UAE universities aim to forge more ties with overseas institutions

But academics warn that the universities must not compromise on their standards in doing so.


DUBAI // Universities in the Emirates are increasingly looking to tie-ups with institutions abroad as they try to appeal to a wider audience.

But academics warn that UAE universities must not compromise on their standards in doing so.

The Emirates Academy of Hospitality Management just signed an agreement with the University of Hong Kong under which students and academics at both institutions will take part in exchanges.

Ron Hilvert, the college's managing director, said such collaboration is especially important for hospitality and tourism courses.

"We can build on each others' strengths and expertise," he said. "This is useful given that our students have a very high likelihood of embarking on an international career."

Universities regulated by the Ministry of Higher Education and Scientific Research's Commission for Academic Accreditation - which include 70 institutions in across the country - have to submit proposed partnerships for approval.

Partnerships must be with home campuses, not branches, said Dr Badr Aboul-Ela, head of the CAA. "The main campus would be more mature, have better facilities and be of a higher quality.

"We examine the quality and the reputation, a university's accreditation, and advise accordingly.

"The partner institution should be of equal or better quality or else there is no benefit for the students."

He believes students can benefit greatly from a term or more at a foreign university, as they have at universities such as the American University in Dubai, the University of Sharjah and Abu Dhabi University. "It's exposing students to a new culture and environment," said Dr Aboul-Ela.

He said such placements are becoming more popular with universities everywhere, particular for those studying international business.

Al Ghurair University already has agreements with several universities including Murray State University and Valpraiso University in the US, and is looking for further tie-ups in UK and Australia.

It plans to offer courses that allow students to spend either two years in Dubai and two abroad, or three in Dubai and their final year abroad.

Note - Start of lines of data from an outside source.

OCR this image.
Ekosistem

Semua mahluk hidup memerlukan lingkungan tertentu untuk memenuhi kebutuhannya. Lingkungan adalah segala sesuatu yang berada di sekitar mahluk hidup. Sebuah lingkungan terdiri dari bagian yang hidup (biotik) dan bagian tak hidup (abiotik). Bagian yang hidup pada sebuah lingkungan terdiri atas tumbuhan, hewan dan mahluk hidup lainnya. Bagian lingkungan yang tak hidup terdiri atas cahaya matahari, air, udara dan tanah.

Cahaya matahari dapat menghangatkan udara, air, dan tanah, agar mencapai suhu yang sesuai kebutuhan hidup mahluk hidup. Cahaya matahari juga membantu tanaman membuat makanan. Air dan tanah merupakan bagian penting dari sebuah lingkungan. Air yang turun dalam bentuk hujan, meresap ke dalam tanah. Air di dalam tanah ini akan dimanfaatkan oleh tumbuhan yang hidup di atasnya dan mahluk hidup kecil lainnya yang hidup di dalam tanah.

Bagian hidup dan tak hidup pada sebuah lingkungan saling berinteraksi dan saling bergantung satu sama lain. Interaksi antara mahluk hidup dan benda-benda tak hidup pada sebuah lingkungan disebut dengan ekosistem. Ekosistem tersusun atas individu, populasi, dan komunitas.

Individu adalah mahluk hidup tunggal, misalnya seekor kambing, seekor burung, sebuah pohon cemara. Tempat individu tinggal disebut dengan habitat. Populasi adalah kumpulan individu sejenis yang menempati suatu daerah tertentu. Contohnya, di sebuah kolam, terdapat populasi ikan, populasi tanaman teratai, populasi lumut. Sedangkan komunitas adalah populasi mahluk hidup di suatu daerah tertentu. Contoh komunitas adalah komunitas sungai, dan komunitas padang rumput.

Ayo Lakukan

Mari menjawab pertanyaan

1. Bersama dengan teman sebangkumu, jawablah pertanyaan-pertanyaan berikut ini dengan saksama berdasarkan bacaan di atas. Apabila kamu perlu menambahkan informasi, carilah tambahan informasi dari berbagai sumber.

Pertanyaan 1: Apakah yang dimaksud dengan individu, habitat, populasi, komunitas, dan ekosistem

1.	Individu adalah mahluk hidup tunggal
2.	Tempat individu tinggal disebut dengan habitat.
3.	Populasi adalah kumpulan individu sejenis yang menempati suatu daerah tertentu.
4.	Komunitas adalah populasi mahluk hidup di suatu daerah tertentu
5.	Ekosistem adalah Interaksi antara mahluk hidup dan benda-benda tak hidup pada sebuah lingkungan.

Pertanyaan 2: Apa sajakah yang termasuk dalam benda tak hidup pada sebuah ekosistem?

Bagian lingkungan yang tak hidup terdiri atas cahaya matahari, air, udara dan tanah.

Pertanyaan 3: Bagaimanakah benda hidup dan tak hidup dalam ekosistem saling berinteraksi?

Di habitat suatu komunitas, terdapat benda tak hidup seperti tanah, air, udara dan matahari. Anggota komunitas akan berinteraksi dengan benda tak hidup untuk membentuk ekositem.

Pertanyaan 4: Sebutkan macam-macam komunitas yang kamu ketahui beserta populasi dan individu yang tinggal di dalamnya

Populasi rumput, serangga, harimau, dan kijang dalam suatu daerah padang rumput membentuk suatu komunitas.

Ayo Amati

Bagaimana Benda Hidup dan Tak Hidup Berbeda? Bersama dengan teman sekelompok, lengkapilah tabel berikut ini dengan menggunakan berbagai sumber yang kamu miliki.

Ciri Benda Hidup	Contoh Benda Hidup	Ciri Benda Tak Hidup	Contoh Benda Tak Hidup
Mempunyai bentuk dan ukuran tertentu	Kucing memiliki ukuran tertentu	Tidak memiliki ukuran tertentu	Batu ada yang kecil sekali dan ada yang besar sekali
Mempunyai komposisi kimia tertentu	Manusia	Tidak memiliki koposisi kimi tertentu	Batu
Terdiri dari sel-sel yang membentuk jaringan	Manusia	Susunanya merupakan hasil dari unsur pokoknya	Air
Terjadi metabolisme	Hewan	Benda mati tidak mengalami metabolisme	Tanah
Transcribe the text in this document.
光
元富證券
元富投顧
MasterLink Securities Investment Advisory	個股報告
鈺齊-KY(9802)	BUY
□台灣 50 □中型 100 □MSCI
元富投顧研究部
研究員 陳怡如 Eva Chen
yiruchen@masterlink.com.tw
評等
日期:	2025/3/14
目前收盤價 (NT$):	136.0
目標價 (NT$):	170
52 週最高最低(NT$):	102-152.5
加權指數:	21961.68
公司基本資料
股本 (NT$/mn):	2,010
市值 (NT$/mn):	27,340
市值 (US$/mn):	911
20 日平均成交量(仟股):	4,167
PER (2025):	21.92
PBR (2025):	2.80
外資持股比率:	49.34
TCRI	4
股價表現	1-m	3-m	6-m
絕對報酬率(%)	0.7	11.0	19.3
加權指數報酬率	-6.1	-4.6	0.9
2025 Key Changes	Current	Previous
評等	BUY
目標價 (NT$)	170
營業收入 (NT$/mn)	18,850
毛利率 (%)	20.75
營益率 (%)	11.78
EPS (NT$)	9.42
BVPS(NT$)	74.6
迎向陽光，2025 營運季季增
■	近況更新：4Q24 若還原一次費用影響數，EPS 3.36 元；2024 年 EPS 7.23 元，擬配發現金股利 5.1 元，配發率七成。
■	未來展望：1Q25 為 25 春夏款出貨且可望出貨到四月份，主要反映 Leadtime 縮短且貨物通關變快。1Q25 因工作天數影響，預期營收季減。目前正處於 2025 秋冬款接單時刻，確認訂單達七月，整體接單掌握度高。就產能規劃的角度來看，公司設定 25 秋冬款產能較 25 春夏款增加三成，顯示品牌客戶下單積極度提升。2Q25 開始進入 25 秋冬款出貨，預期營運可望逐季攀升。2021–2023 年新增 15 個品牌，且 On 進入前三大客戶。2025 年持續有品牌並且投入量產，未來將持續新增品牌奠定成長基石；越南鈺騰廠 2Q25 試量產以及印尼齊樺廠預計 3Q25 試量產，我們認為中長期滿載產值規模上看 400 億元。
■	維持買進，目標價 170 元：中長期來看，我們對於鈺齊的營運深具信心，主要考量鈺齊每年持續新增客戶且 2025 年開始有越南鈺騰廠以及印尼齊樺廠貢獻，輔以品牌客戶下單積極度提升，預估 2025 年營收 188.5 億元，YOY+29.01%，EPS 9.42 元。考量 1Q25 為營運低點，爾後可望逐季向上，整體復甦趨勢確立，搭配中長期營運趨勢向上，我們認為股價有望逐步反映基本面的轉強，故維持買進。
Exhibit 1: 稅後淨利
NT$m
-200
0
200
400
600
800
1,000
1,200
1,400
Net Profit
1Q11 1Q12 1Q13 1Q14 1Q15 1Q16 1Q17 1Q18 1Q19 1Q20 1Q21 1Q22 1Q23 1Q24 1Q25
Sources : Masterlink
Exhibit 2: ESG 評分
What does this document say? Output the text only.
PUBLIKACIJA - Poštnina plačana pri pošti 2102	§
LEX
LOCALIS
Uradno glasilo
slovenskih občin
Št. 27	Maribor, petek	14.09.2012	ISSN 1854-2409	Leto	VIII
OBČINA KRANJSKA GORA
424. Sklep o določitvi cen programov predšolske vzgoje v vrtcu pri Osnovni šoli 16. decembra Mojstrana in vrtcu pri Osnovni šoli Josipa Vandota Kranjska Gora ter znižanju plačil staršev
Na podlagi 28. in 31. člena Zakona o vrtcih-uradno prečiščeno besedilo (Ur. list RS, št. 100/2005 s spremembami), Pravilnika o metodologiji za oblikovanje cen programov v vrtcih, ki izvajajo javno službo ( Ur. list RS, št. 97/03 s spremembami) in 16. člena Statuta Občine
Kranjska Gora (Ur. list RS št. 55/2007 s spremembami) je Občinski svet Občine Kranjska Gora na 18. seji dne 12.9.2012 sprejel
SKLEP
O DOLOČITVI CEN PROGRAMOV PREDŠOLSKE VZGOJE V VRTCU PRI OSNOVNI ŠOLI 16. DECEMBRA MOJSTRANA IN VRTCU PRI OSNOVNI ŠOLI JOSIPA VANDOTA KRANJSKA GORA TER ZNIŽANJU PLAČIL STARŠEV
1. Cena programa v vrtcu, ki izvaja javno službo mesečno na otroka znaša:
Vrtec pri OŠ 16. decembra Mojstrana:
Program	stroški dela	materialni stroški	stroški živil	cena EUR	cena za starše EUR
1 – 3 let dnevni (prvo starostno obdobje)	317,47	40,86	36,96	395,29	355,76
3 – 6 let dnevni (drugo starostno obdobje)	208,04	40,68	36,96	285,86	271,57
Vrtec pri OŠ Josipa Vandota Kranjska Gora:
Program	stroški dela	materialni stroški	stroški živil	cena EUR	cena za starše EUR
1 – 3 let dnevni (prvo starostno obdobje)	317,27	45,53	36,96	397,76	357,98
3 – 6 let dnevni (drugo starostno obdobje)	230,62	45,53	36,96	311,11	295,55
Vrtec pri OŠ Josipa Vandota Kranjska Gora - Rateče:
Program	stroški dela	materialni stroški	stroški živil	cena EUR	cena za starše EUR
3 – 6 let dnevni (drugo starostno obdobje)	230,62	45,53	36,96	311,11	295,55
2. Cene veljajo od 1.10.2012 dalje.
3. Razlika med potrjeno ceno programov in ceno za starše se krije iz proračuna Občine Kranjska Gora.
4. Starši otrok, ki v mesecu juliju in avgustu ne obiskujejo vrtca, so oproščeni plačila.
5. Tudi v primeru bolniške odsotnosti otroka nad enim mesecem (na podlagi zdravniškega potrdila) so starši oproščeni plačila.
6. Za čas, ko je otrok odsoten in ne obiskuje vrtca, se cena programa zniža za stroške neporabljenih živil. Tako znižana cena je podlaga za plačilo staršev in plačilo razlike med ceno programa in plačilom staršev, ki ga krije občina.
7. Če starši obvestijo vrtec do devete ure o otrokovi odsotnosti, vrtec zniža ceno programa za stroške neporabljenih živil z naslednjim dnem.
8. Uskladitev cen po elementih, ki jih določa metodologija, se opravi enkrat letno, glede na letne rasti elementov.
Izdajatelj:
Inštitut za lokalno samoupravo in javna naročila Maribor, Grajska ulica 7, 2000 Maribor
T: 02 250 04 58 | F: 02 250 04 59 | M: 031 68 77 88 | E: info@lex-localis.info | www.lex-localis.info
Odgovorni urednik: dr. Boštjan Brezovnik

Dr Abdurahim Al Ameen, Al Ghurair's president, is also keen to offer courses that give students a degree from both his university and an overseas partner, while allowing them to study entirely in the UAE.

He says the university "does its homework to find good universities with a good reputation".

And it is important, he says, for students to be "furnished with all the information" about an institution - such as making sure they are aware that Birmingham City University, with which Al Ghurair is in talks, is a former polytechnic college and not the more prestigious Birmingham University.

Years abroad can be expensive, though, as many institutions look to foreign students to boost their coffers with higher fees.

A year of tuition, books, board and food at Murray State University costs Dh102,000, plus visa costs, while in the UK, fees for foreign undergraduates start at about Dh60,000 a year - similar to UAE fees.

"We don't benefit financially from these agreements," said Dr Al Ameen, Al Ghurair a non-profit institution. "Two or three years abroad is still less of a burden to the student than a three or four-year course."

The extra cost is worth it, he says, for the benefit of a qualification that is more internationally recognised.

The British University in Dubai has agreements with some of the UK's top institutions, including the universities of Manchester and Birmingham.

While the degrees are issued in the UAE, accredited by the Ministry of Higher Education, they are also recognised by the UK's qualifications equivalency body.